Le système actuel donne trop de travail aux Juges d’Instruction qui croulent sous les dossiers. Les remplacer par un Magistrat de l’Accusation, qui n’aurait plus que la charge de la preuve, diminuerait plus que sensiblement leur charge de travail qui serait, alors, sans aucune ambiguïté. Le Magistrat Accusateur, au nom de la Société et du Peuple réunit toutes les preuves permettant de faire condamner la personne mise en cause. Le secret de l’Instruction - qui n’existe plus, la procédure est reproduite dans la presse le lendemain des auditions - pourrait être aménagé pour satisfaire la juste information du public mais aussi dans le soucis de la préservation des droits du mis en cause.
L’Avocat, à égalité de droit avec l’Accusation, aurait la mission, en quelque sorte « d’instruire à décharge ».
Je crois qu’il faut réviser notre jugement sur les Avocats.
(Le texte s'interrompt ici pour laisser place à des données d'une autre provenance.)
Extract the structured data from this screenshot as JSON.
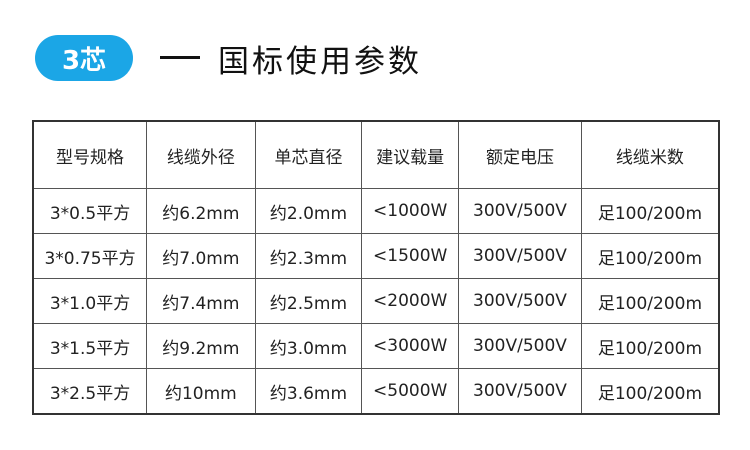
{
  "header": {
    "badge": "3芯",
    "title": "国标使用参数",
    "accent": "#1ba6e6"
  },
  "table": {
    "columns": [
      "型号规格",
      "线缆外径",
      "单芯直径",
      "建议载量",
      "额定电压",
      "线缆米数"
    ],
    "rows": [
      [
        "3*0.5平方",
        "约6.2mm",
        "约2.0mm",
        "<1000W",
        "300V/500V",
        "足100/200m"
      ],
      [
        "3*0.75平方",
        "约7.0mm",
        "约2.3mm",
        "<1500W",
        "300V/500V",
        "足100/200m"
      ],
      [
        "3*1.0平方",
        "约7.4mm",
        "约2.5mm",
        "<2000W",
        "300V/500V",
        "足100/200m"
      ],
      [
        "3*1.5平方",
        "约9.2mm",
        "约3.0mm",
        "<3000W",
        "300V/500V",
        "足100/200m"
      ],
      [
        "3*2.5平方",
        "约10mm",
        "约3.6mm",
        "<5000W",
        "300V/500V",
        "足100/200m"
      ]
    ]
  }
}
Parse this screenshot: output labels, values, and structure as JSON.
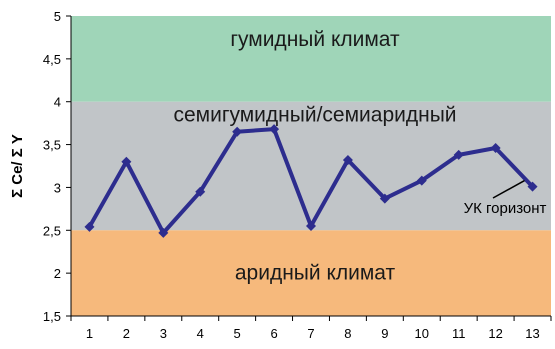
{
  "chart_data": {
    "type": "line",
    "ylabel": "Σ Ce/ Σ Y",
    "categories": [
      "1",
      "2",
      "3",
      "4",
      "5",
      "6",
      "7",
      "8",
      "9",
      "10",
      "11",
      "12",
      "13"
    ],
    "series": [
      {
        "values": [
          2.54,
          3.3,
          2.47,
          2.95,
          3.65,
          3.68,
          2.55,
          3.32,
          2.87,
          3.08,
          3.38,
          3.46,
          3.01
        ]
      }
    ],
    "ylim": [
      1.5,
      5
    ],
    "yticks": [
      "1,5",
      "2",
      "2,5",
      "3",
      "3,5",
      "4",
      "4,5",
      "5"
    ],
    "grid": false,
    "zones": [
      {
        "label": "гумидный климат",
        "from": 4.0,
        "to": 5.0,
        "color": "#9fd5b8"
      },
      {
        "label": "семигумидный/семиаридный",
        "from": 2.5,
        "to": 4.0,
        "color": "#c1c5c8"
      },
      {
        "label": "аридный климат",
        "from": 1.5,
        "to": 2.5,
        "color": "#f6b97c"
      }
    ],
    "annotation": {
      "text": "УК горизонт",
      "point_index": 12
    },
    "line_color": "#2d2d8e"
  }
}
Il y a les Avocats d’Affaires, souvent regroupés en cabinet importants, dont chaque membre est très bien rémunéré.
Il y a une petite trentaine d’Avocats pénalistes (en défense ou au soutien des victimes) qui atteignent à une certaine notoriété. Ceux-là gagnent bien leur vie, mais aussi interviennent bénévolement sur des affaires médiatiques mais où l’inculpé ou sa famille sont démunis. Les retombées médiatiques tiennent lieu d’honoraires.
Et après il y a l’immense majorité des Avocats, qui ne sont ni des Avocats d’Affaires, ni des réputés pénalistes. Ceux là se divisent en deux catégories, ceux qui ont des revenus de cadres moyens (mais avec risques financiers et heures de travail cumulées) et la deuxième partie ; qui vivote, voire qui est au dessous du seuil de pauvreté. (si,si, cherchez des statistiques : ils sont plus de 50§ au Barreau de Paris, parce que trop nombreux)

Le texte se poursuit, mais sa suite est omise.